Certes, l’organisation en quatre parties choisie par l’auteure est bienvenue, mettant bien en exergue les différents points sur lesquels la femme est mise à mal depuis des siècles – indépendance féminine, maternité, vieillesse, rapport à la science, plus particulièrement à la médecine – mais j’ai en fait eu l’impression de lire une simple accumulation d’exemples. Or ces exemples mènent bien souvent à des partis pris personnels plus qu’à une vraie réflexion qui permettrait de faire avancer les choses. J’ai même parfois eu l’impression que l’on atteignait à une forme paradoxale de manichéisme mettant à mal l’intérêt même de cet ouvrage : à vouloir à tout prix glorifier l’altérité et l’indépendance féminines illustrées par l’image de la sorcière qui retrouve des lettres de noblesse, l’on en ostracise celles qui ont fait le choix conscient, c’est-à-dire non dicté par la société masculine qui les entoure, de ne pas être de « pures » sorcières. Ou comment l’on reproduit, d’une certaine façon, ce qui est reproché à cette société…

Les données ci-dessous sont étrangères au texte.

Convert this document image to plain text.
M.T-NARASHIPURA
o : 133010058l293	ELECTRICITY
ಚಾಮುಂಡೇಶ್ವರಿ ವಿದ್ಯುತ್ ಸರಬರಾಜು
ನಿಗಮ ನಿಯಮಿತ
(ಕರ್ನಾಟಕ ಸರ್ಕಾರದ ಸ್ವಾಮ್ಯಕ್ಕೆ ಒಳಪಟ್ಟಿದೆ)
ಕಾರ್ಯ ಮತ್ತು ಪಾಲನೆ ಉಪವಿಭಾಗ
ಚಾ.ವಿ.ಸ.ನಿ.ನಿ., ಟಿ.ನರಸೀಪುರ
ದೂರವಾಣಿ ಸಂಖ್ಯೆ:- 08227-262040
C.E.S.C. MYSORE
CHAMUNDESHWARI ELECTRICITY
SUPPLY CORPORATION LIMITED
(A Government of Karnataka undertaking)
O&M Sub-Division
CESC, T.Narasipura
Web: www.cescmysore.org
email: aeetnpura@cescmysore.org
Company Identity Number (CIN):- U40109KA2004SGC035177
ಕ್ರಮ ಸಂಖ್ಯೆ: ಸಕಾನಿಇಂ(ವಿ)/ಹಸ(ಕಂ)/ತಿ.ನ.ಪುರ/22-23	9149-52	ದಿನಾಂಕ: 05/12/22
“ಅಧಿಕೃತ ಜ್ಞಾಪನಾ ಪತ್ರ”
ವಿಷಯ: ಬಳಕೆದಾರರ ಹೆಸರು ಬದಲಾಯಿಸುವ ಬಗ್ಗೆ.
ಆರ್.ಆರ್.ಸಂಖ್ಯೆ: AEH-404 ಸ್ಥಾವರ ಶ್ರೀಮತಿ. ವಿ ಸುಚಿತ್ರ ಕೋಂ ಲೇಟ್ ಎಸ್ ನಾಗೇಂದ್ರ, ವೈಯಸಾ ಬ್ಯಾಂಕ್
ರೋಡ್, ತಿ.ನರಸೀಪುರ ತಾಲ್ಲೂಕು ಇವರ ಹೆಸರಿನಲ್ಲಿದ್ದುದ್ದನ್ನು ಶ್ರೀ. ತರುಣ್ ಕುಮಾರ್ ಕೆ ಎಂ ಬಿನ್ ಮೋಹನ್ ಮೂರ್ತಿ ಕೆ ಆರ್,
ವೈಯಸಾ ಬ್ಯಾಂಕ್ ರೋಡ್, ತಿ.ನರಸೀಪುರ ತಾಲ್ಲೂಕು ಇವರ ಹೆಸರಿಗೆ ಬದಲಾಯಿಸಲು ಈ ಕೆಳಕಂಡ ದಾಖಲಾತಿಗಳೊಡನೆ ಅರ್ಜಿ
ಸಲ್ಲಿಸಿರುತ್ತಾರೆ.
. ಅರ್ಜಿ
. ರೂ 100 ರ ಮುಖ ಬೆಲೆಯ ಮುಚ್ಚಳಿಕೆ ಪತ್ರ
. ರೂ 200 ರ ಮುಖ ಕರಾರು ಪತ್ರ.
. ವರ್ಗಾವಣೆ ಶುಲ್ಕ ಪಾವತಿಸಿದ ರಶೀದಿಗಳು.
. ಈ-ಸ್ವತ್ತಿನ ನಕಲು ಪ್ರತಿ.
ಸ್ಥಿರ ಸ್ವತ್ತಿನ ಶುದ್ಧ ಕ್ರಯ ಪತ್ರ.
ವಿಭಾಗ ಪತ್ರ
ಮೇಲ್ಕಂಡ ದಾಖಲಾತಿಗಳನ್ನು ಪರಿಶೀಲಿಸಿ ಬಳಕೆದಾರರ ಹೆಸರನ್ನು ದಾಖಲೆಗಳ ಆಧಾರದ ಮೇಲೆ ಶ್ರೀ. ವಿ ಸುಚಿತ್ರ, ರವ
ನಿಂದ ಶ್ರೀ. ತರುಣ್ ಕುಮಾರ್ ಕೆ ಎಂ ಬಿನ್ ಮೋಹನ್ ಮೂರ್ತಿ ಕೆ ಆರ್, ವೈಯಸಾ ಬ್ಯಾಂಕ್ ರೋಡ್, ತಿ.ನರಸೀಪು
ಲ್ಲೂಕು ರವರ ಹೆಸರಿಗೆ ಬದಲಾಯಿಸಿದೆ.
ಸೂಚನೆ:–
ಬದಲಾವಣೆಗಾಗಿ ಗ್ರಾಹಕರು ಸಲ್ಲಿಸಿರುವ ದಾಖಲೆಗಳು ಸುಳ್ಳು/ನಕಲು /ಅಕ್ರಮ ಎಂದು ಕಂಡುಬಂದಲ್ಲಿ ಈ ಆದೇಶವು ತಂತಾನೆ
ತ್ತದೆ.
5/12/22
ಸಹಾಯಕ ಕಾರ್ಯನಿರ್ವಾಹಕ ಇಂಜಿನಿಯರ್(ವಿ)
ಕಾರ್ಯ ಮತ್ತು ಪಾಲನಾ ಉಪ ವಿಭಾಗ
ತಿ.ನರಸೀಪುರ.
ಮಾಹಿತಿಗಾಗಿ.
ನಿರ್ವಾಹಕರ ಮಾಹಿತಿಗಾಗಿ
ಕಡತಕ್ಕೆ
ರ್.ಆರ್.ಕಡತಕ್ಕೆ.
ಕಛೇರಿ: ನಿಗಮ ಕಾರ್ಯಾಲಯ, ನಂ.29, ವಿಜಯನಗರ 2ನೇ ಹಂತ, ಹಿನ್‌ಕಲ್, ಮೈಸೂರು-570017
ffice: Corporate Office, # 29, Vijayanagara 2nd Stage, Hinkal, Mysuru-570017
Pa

Moi qui avais envie de lire Chez soi sous peu, je crois finalement que je vais m’abstenir.

2 commentaires

  1. L’intérêt de ce livre est d’être lu aujourd’hui et de reposer ces questions 1000 fois posées et 1000 fois oubliées tant l’habitude et la paresse nous compresse. C’est aussi un hommage rendu au moyen âge qui ne brulait pas de sorcières autant qua la renaissance tant glorifié. Et les petites claque au monde des « Médecins » m’a semblé bien salutaire. Vous avez raison, ce n’est pas le grand livre attendu sur le féminisme, le retour de la moitié de l’humanité dans le concert des voix, mais c’est une brique utile.

    J'aime

    • Certes, il retrace un panorama assez exhaustif. Mais ce panorama, m’intéressant beaucoup au sujet, ne m’a rien apporté. Pour une entrée en matière, pourquoi pas. Les critiques donnaient plutôt l’impression d’une révolution sur le sujet, ce qui m’a gênée finalement… Quant à l’hommage rendu au Moyen-Age, j’ai trouvé que nous étions tout de même dans l’évocation prétexte plus qu’autre chose pour ouvrir l’essai.

      Aimé par 1 personne

Répondre à Stephen Sevenair Annuler la réponse.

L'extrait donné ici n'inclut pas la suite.